Requiem for Nanomsg

pieterhpieterh wrote on 08 Feb 2016 12:47


Projects and companies die for different reasons. Sometimes it's money, and sometimes it's pride. In this post I'm going to expand on Drew Crawford's "nanomsg postmortem and other stories".

It was about four years ago that the ZeroMQ community ejected its main contributors, who forked it as Crossroads, and then rebooted that as Nanomsg. Our motivation for that coup was almost exactly the pain and angst that Drew describes in his article, which we'd suffered for years in ZeroMQ.

The contract that binds the ZeroMQ community is, increasingly, not a technical one. It is C4.1, RFC 22, which has as its core principle:

Everyone, without distinction or discrimination, SHALL have an equal right to become a Contributor under the terms of this contract.

If you send a correct patch (as defined by the RFC), it shall be merged. Period.
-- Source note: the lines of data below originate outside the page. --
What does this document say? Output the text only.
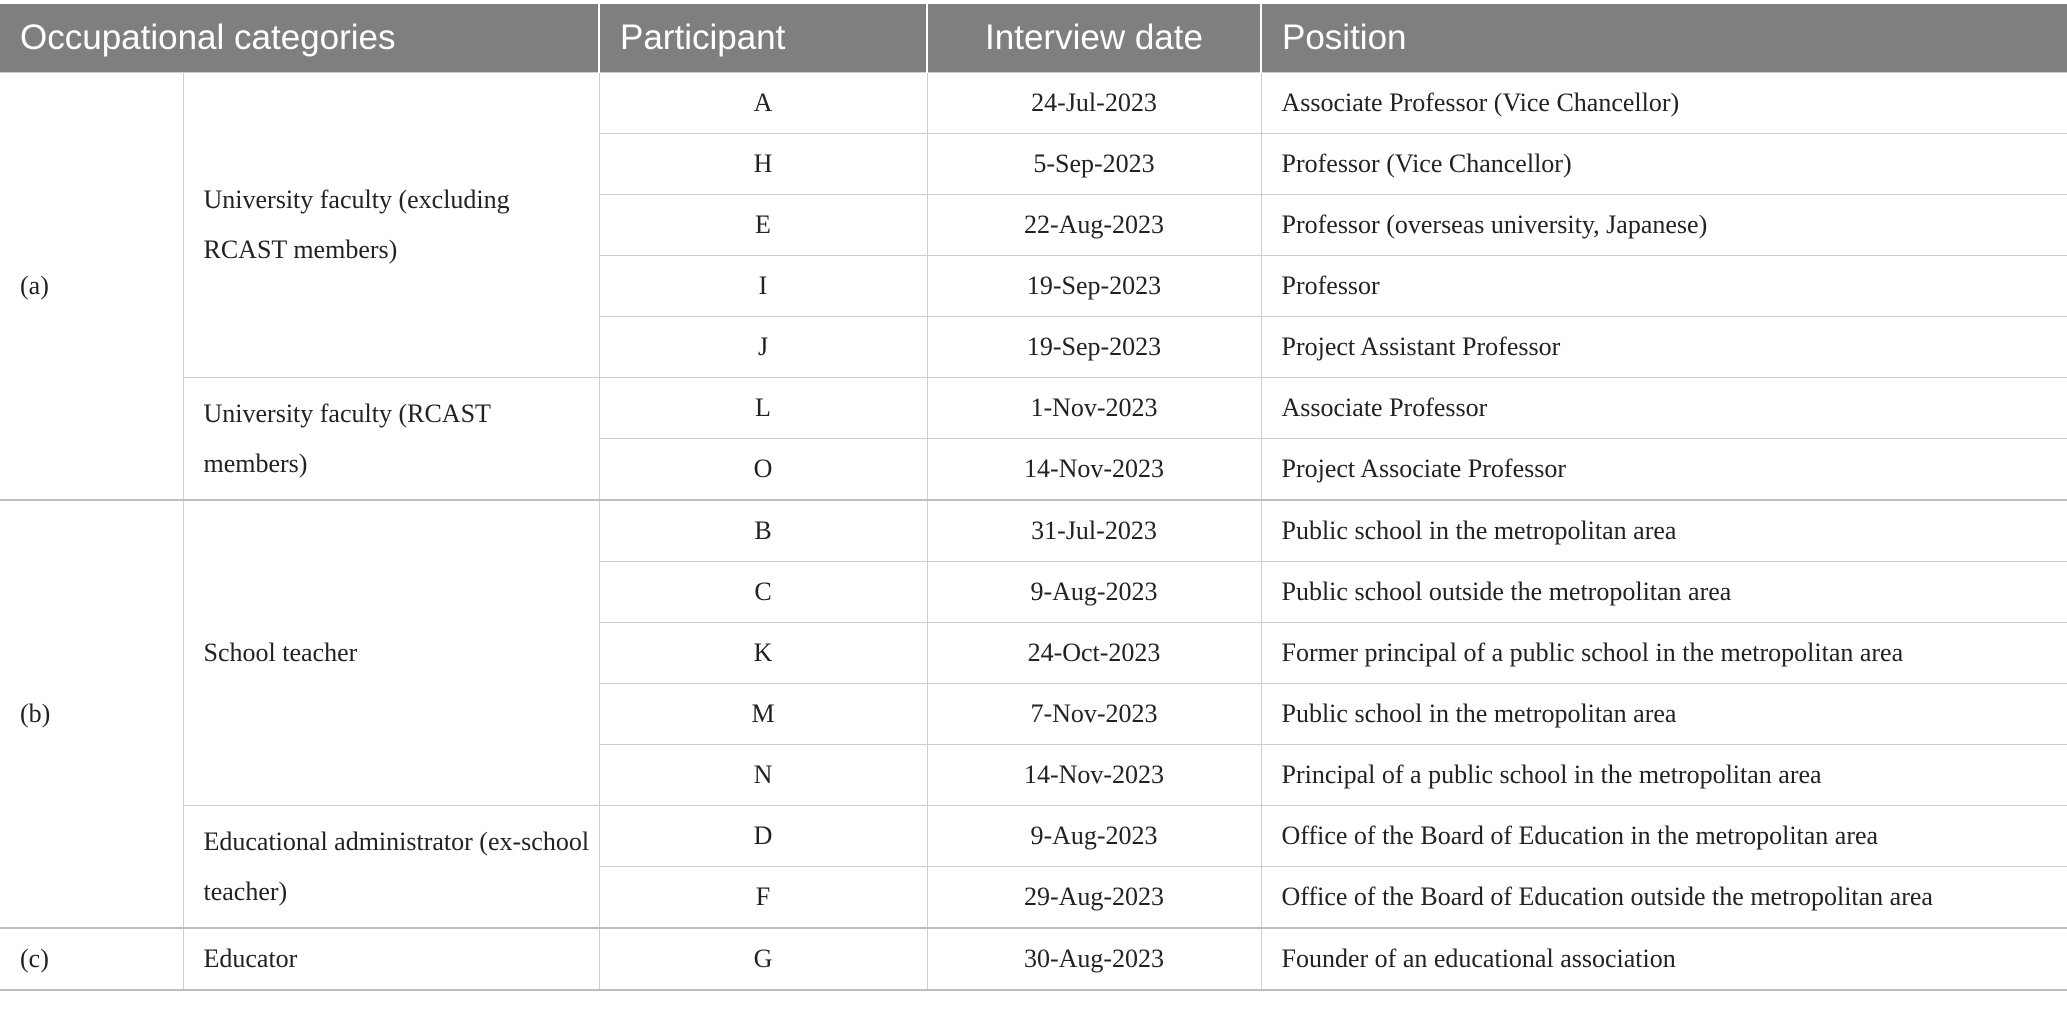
Occupational categories		Participant	Interview date	Position
(a)	University faculty (excluding RCAST members)	A	24-Jul-2023	Associate Professor (Vice Chancellor)
		H	5-Sep-2023	Professor (Vice Chancellor)
		E	22-Aug-2023	Professor (overseas university, Japanese)
		I	19-Sep-2023	Professor
		J	19-Sep-2023	Project Assistant Professor
	University faculty (RCAST members)	L	1-Nov-2023	Associate Professor
		O	14-Nov-2023	Project Associate Professor
(b)	School teacher	B	31-Jul-2023	Public school in the metropolitan area
		C	9-Aug-2023	Public school outside the metropolitan area
		K	24-Oct-2023	Former principal of a public school in the metropolitan area
		M	7-Nov-2023	Public school in the metropolitan area
		N	14-Nov-2023	Principal of a public school in the metropolitan area
	Educational administrator (ex-school teacher)	D	9-Aug-2023	Office of the Board of Education in the metropolitan area
		F	29-Aug-2023	Office of the Board of Education outside the metropolitan area
(c)	Educator	G	30-Aug-2023	Founder of an educational association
This simple, brutal rule had several effects:

  • It silenced the arguments over ideology that used to pollute zeromq-dev.
  • It removed the discriminatory "I don't like you so I don't like your code" power of dominant maintainers.
  • It opened the door to new waves of contributors, who have turned ZeroMQ into a much larger and more aggressive collective project.

RFC 22 is revolutionary. No other project has defined the rights of contributors in such a way before, using the language of contracts and protocols. It established a bill of rights for contributors that focused on recruiting contributors. As Drew writes,

Open source projects hinge entirely on contributors.

The main argument against inclusive diversity is a tired and clichéd appeal to exceptionalism. "I'm smarter than average so I write good code, alone," is the way it usually goes. It is provably wrong. Good code is code that survives. This is how the market works, there is no other basis for value judgments on code except "people use it, people invest in it, and it survives"

Nanomsg was designed to fail. There are powerful lessons here that anyone starting, using, or contributing to an open source project can profit from.

Let me list the vulnerabilities, if they're not already clear to everyone:

  • The lack of a bill of rights for contributors, allowing the maintainers to discriminate.
  • Starting with a core maintainer who had a long record of working poorly with others. In 2011 we had four incompatible versions of the core ZeroMQ library (2.x, 3.0, 3.1, 4.0), due to endless and chaotic changes coming from Martin Sustrik.
  • The use of a MIT license, which encourages "dark forks," as Drew calls them.

Mix this together and the results were predictable. In ZeroMQ we had the same ideological hostility towards contributors, which we massaged away with endless diplomacy. Much of my time went just to that, for years. The license made it hard for people to create dark forks. So, we worked hard to get consensus, and mostly we succeeded.

The lessons here are clear:

  • First, please do not use a leaky license. MIT/BSD is not "business friendly," so much as "community hostile." MPLv2 is broadly accepted by businesses and discourages dark forks.
  • Second, please use a strong bill of rights for contributors. Use C4.1, as-is, and you will avoid the pain that Drew and others went through. We learned this lesson in 2012.
  • Third, when things hurt, stop and fix them far earlier. We seem to be so patient with pain. Learn to recognize that pain is not a good sign.

In conclusion I'm going to quote Doron Somech: "Crazy Idea: Clone nanomsg, move to zeromq organization, relicense as MPL, support ZMTP, only new socket types and expose CZMQ API."